MONTEREY, Calif. If Intel Corp.'s microprocessor architects had had their way when they were designing the Pentium 4, it would have been a very different beast than it is today, said the company's principal processor engineer.
A third-level cache strapped to the die, two full-fledged floating-point units and a bigger execution trace cache and level-one cache were all part of the original blueprint for Intel's most recently introduced processor. As it turned out, these features had to be either modified, stripped down or dumped altogether to keep costs in line.
Intel engineers were forced to rethink their lofty intentions when it became clear that chip size had gotten too unwieldy as they tried packing in more hardware units to maximize performance. Power consumption, architecture complexity and testing also posed serious problems, said Darrell Boggs, Intel's principal engineer for the desktop platform group (Hillsboro, Ore.), addressing a room full of researchers and engineers at the Micro-33 conference here.
"The general trend has been to make [the CPU] larger in physical area," he said. "But anytime you have a large die size, that means you have to have many fabs. You can become capacity-constrained unless you build a new fab."

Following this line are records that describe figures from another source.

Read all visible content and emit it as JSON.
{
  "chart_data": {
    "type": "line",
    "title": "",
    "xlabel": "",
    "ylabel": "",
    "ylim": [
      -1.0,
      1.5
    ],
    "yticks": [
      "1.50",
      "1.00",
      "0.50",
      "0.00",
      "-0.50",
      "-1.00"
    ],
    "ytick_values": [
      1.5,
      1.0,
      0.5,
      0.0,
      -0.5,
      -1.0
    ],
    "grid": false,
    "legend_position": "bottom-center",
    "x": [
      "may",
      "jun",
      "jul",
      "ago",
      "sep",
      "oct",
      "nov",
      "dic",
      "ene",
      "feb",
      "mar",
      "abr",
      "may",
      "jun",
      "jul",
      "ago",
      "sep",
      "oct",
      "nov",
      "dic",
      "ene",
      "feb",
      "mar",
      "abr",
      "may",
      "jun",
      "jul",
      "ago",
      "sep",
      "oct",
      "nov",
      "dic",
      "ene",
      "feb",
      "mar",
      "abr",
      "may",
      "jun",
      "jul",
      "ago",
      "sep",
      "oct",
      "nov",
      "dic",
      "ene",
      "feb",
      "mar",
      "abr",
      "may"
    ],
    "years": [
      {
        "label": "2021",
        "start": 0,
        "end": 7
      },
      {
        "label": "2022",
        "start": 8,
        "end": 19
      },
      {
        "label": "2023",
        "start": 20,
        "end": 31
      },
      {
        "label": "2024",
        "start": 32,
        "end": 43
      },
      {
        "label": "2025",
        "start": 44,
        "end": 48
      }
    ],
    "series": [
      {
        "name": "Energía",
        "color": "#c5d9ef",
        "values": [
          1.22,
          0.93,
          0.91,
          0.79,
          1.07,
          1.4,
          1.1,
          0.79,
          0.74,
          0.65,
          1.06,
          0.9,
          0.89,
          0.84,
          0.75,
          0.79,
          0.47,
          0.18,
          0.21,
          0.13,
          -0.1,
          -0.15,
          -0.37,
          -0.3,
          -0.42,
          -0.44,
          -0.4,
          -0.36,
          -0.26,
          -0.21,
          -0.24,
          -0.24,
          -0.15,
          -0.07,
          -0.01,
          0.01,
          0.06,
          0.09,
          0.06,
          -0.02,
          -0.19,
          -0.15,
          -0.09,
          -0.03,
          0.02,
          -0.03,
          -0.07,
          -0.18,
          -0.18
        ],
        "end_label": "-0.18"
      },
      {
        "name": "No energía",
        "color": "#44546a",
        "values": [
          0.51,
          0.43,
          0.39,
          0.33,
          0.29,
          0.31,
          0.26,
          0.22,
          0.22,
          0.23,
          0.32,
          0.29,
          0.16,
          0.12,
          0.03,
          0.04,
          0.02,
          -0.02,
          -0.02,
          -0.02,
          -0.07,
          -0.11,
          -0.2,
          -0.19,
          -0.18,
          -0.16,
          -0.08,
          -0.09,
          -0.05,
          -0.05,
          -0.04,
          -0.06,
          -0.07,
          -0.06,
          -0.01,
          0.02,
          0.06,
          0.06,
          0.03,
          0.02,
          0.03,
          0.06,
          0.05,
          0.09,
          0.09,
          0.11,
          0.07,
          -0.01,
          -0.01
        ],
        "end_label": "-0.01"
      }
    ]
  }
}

Under the original plan, the Pentium 4 was to have one slow ALU, two fast ALUs, two arithmetic address-generation units, two fully functional floating-point units, 16 kbytes of L1 cache, 12,000 instructions of execution trace cache, 128 kbytes of L2 cache, 1 Mbyte of external L3 cache, an allocator/register renamer and a bus architecture.
But with fabs costing more than $2 billion, even the world's largest, most profitable semiconductor company had to reconsider its plans when it became apparent that the chip size was growing too big. The company had decided that the first 0.18-micron Pentium 4 die would not be larger than the previous-generation Pentium Pro when it was introduced in 1995, Boggs said.
"If the first ones are large," he said, referring to previous-generation microarchitectures, "the next ones are going to have the propensity to be large. It was a very big issue for us."
Intel was able to meet or exceed its die size and power requirement goals, but not without pruning or tearing out some of the hardware inside and outside of the processor core and sacrificing some performance.
The pair of fully functional floating-point units sitting side by side, which were the most plainly visible features of the die, was a sitting duck. "There was tremendous die area and power associated with the floating-point units," Boggs said.
Taking out the scalpel, the design team cut a pipeline off one of the FPUs. They also dumbed it down to just move data rather than execute MMX, SSE and SSE2 multimedia instructions.
The decision cost 5 percent of performance, Boggs said, but reduced the size of the floating point more than twofold.
Intel also took a look at the execution trace cache, a feature designed to compensate for the long instruction pipeline by caching only decoded micro-ops. It's a key part of the memory subsystem that reduces decode latency, and engineers were leaning toward making it bigger rather than smaller, Boggs said.
Compromising, Intel kept the size of the trace cache at 12,000 instructions and developed in instruction a micro-op "compression algorithm" so that micro-ops can be stored in the cache using fewer bits. That gave the execution trace cache "essentially the same performance and less die size," Boggs said.
Completely scrapped was the 1 Mbyte of L3 cache, which would have been something of a ground-breaking move to reduce processor-to-memory latency for a processor developed for the mass market. Intel's idea was to strap a separate memory chip, perhaps an SDRAM, on the back of the processor to act as the L3.
But that added another 100 pads to the processor, making the logic ratio "very high from an area perspective." It would have also forced Intel to devise an expensive cartridge package to contain the processor and cache memory, Boggs said.
To compensate for the L3 loss, Intel doubled the density of the L2 cache to 256 kbytes. It also cut the L1 cache size in half to 8 kbytes and reduced its load capacity to one per clock, thereby reducing latency, Boggs said.
Things are bound to get tougher for microarchitectures, which at Intel usually come out every five years. The most obvious ways to boost performance longer pipelines, deeper buffering, more speculation have been done. That will mean more-complex, hard-to-test designs.
"The low hanging fruit is all gone," Boggs said. "Now we have to build scaffolds around the tree. We'll stand on our head and do strange things for a little more performance."